Nationwide Water Sanitation Improvement
Yes, there is lots of water contamination and that’s a fact. However, when discussing water, contamination is just one facet of a very complex issue that has many branches. The availability of drinkable water and having access to proper toilet facilities are issues that people often overlook. Just 25 years ago, two out of five people in Vietnam did not have access to acceptable drinking water. In the city, tap water and wells were easy to come by, but 80% of the population lived in rural areas where these were a rarity.
“Today, 98% of Vietnam’s more than 90 million residents have access to improved drinking water sources and 78% of the population uses toilets that meet international standards.” (World Health Organization)

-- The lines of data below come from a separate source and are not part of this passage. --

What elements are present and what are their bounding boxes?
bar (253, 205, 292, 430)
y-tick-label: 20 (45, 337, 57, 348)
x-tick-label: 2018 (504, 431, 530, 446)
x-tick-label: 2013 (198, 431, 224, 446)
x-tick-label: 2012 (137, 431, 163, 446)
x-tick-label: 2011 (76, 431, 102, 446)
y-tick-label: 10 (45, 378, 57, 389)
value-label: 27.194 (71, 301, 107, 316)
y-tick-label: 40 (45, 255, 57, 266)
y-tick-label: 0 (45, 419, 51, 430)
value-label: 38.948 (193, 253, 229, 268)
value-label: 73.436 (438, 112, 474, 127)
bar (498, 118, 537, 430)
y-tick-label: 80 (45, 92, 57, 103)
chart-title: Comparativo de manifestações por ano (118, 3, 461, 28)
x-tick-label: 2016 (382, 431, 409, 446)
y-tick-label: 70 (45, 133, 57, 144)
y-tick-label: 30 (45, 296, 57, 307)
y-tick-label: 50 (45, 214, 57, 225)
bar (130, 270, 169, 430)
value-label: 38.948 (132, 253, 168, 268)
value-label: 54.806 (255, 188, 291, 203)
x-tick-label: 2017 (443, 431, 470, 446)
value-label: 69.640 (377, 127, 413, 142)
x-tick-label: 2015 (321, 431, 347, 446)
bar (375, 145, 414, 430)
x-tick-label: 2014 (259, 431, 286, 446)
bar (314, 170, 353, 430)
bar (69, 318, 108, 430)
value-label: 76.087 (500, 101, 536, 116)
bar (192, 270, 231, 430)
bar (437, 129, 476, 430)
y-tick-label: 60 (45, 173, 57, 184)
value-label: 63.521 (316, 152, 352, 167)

A few decades ago, people had to rely on local streams and rivers for their water source. Three out of five people did not have access to a toilet or similar facility. However, over the past 25 years a lot has changed.
“Use of improved sanitation facilities in Vietnam has more than doubled – from 36% in 1990 to 78% in 2015. And open defecation, where people do not use any form of toilet, has been reduced from 39% to 1% over the same time period.” (World Health Organization)
Whether you agree that Vietnam is doing a good job managing its healthcare or not, the numbers don’t lie. Vietnam is growing and healthcare, like everything else, is in a state of evolution. By looking deeper into the past, we are able to see the present a bit more clearly. Vietnam is without a doubt moving in the right direction and there will be many more momentous changes coming to light in the coming years.